La Casa De Los Cuernos. Primera Parte

Voy a intentar reflejar en pergamino, lo que mi borrosa mente aún conserva de una historia contada, en noche vapores de vino, no del mejor, y de termino en hocico de barragana, de las de recordar en el lecho de muerte, pero de las que, por desgracia, la mente no conserva como si de un libro completo fuera.

Pues bien, como decía, no hay buena francachela sin dineros, o sin personaje repleto de historias y que sepa contarlas. De lo primero, no recuerdo, pues si los hubo se fueron, pero del segundo aún tengo trazas en la memoria de su talante, aun joven, bien que ajado, por, quizás, más de una francachela, que si bien en mí, era algo extraordinario, en él, parecía ser moneda de uso corriente.

Bien es cierto lo que relato, como cierto es que sabía contarlas, pues a pesar del jolgorio, y los toqueteos de pechos abundantes, y perneras abiertas, el rumor cesó, y cada uno dejó lo suyo, pues la voz del individuo, era como la que debieron de tener los juglares que siglos atrás, cantaron las glosas épicas de nuestros ancestros.

Ni aún sobrio, podría repetir una a una aquellas palabras, más en aquella situación, en la que tenía la boca picada del vino medio agrio, los vapores en la cabeza, y la mano de una barragana sosteniendo la vela, de ahí que haya de soslayar cosas, añadir otras, y asacar de mi mente las faltantes, que a pesar de ser muchas, no creo que desvirtúen la historia en demasía.

Contaba el galán, del cual no recuerdo el nombre por más esfuerzos que haga, y su faz me resulta desvaída, de que, en tiempos no muy lejanos, aquí, en la nuestra villa, moraba un hombre, descendiente de vieja y cristiana familia, de carácter apacible y estudioso del latín y del griego.

No era este hombre de carácter, no, así como su nombre Don Quintín de Villarrios, Marqués del Peilado, y Conde de Tierra Adentro, gran título nobiliario, sí, pero que apenas si servía para contener a los comerciantes que andaban como Pedro por su casa, en busca de los dineros que reclamaban por las viandas servidas, que no pagadas.

Era de tal forma lo que acontecía, que el palacio de los Villarrios, de los de mejor factura de la ciudad, de rancio abolengo, y sólida construcción, no se venía abajo, porque se había hecho cuando mejor fortuna sostenía el nombre, pues el mantenimiento no era escaso, sino que no existía, de tal forma, que algunas de las partes del mismo, grande como jergón de elefante, se venían abajo, dejando que la intemperie se colara, socavando, cualesquiera cosa que en su interior se hallase, aunque de valor fuese, pues la desgana se había apoderado de Don Quintín, el cual solo quejaba, que la suerte, en este caso inexistente, siguiera su curso.

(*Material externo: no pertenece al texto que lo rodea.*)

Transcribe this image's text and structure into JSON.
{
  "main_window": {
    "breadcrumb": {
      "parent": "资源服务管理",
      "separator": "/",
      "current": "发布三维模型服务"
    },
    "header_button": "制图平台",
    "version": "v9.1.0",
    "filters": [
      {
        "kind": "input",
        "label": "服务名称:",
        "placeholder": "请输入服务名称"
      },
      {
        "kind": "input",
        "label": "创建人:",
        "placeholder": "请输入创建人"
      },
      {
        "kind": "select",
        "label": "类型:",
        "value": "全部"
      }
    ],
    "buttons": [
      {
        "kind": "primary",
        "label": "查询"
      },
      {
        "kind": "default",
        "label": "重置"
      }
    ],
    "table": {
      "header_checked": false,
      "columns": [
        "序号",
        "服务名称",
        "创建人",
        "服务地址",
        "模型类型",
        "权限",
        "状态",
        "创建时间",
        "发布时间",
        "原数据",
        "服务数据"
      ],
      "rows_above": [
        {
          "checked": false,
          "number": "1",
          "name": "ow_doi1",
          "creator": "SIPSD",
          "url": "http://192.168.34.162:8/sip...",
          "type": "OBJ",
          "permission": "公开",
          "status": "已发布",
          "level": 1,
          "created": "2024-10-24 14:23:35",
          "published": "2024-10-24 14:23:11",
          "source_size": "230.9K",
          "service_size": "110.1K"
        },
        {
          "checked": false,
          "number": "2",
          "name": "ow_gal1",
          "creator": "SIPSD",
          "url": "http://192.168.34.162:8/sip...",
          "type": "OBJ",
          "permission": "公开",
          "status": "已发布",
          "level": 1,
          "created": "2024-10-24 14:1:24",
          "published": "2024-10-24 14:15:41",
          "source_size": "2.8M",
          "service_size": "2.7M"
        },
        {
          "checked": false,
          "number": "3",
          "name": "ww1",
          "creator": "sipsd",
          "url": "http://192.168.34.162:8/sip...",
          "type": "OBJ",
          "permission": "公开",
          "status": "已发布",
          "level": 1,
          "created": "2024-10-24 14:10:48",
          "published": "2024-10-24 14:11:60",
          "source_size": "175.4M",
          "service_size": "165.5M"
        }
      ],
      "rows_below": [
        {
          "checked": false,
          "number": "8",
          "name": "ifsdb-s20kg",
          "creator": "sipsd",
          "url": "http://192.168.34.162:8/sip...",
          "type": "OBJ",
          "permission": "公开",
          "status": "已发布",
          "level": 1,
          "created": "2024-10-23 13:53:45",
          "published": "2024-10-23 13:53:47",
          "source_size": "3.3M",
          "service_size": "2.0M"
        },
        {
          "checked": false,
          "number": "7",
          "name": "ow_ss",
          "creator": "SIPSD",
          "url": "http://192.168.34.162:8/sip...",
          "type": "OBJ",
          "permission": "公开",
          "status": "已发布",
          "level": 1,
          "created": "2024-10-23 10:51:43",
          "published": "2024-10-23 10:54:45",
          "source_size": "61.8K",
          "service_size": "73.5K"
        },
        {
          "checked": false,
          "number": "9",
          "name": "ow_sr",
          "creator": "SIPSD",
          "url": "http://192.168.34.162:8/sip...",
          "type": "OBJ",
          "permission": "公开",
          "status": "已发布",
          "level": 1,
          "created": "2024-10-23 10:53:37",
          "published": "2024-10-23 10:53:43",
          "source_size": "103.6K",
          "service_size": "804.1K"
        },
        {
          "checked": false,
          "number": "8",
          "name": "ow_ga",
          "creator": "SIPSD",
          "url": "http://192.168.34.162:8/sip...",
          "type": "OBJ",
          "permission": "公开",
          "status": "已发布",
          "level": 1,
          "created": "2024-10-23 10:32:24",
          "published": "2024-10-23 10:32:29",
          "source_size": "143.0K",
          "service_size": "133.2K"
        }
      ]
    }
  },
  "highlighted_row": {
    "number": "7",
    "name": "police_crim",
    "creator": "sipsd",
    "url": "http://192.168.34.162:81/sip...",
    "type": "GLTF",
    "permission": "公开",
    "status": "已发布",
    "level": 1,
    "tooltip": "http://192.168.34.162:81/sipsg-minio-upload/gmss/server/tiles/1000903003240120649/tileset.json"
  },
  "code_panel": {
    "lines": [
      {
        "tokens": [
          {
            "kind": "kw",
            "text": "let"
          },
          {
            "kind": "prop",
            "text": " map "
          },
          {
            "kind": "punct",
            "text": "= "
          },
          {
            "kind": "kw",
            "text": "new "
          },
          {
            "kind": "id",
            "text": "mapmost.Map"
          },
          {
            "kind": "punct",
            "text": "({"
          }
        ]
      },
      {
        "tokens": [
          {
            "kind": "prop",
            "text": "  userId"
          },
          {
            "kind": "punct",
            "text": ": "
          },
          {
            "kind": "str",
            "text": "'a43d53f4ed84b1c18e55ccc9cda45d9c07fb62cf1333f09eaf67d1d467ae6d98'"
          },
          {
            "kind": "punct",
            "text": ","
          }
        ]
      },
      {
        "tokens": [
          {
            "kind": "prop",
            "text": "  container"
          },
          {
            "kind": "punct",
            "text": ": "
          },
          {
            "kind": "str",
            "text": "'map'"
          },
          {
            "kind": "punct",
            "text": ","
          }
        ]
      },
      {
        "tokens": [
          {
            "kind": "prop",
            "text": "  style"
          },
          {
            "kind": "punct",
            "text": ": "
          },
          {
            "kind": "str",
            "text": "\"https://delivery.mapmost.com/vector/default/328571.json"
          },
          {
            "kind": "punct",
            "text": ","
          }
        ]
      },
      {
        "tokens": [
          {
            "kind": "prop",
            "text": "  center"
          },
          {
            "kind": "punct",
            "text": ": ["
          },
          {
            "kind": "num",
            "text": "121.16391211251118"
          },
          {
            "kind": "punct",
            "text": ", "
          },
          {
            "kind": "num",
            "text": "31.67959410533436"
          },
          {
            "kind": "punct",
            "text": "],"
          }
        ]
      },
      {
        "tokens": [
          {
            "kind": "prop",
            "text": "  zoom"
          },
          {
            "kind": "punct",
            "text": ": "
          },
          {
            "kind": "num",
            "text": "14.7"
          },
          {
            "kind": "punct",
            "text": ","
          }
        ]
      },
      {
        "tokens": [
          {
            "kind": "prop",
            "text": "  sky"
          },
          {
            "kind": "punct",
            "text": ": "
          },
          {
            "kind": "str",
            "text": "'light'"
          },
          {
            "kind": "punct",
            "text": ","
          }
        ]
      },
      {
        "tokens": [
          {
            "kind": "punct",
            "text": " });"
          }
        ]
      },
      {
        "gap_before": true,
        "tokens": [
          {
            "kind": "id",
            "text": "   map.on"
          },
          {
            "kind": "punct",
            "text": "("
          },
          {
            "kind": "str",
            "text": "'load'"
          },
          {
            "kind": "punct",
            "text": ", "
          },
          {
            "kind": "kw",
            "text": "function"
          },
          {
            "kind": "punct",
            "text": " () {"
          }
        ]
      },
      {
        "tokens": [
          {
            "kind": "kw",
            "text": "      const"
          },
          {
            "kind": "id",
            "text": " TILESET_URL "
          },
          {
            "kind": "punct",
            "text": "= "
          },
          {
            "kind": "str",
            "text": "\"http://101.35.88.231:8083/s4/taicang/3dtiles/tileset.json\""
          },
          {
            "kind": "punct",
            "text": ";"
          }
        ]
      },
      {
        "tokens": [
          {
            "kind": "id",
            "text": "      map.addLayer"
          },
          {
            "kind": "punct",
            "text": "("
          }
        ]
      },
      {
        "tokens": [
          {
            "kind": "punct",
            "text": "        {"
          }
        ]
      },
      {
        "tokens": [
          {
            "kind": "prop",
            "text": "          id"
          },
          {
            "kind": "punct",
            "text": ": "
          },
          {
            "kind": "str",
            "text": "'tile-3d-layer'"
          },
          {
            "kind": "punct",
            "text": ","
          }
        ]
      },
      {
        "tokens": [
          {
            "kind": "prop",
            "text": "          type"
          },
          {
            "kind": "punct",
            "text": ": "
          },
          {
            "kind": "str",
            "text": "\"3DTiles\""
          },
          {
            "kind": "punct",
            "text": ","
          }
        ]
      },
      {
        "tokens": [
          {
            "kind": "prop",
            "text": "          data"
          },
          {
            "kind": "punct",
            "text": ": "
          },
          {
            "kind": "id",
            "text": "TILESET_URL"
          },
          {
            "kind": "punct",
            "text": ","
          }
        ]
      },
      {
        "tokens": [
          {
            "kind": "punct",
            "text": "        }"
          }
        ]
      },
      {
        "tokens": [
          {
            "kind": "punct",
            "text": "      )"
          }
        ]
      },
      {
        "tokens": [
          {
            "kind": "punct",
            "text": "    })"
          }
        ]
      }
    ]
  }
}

Decían que Don Quintín sufría por la pérdida de su hermano mayor, alma de la heredad, persona de carácter fuerte y atrevido, y tanto lo fue, que hubo de darle lo poco que a la familia quedaba para que huyera de la villa, pues sus atrevimientos, todos escandalosos y dignos del mayor castigo, lo hubieran llevado a coronar alguna de las picas de la muralla, o el postigo del algún camino.

Ninguna noticia tenía de él, de tal forma, que Quintín, que sentía adoración por su hermano, unía su habitual melancolía a la pérdida, lo que hacía que solo esperaba que lo malo, se convirtiera en peor, que lo que lo sostuviera se volviera insostenible.

Quintín pasaba las noches en vela, al ligero fulgor de una vela, o de un candil, de los antiguos de aceite, pues el sueño y las preocupaciones no hacen miga, como el agua y el aceite, así que una noche, de las de trueno y relámpago, cuando el cielo se abre como si no tuviera final lo que guarda, oyó tremendos golpes en la puerta, de tal forma, que su corazón, no muy devoto del coraje, se encogió como niño de teta ante el estruendo.

A pesar de todo, pues no tenía servidumbre, agarró el candil con temblorosa mano, y cruzando el patio de calesas, abrió el portón que se oponía, pues los goznes se hallaban trabados de lo poco que se abrían y de que no había conocido aceite desde tiempos de los moros.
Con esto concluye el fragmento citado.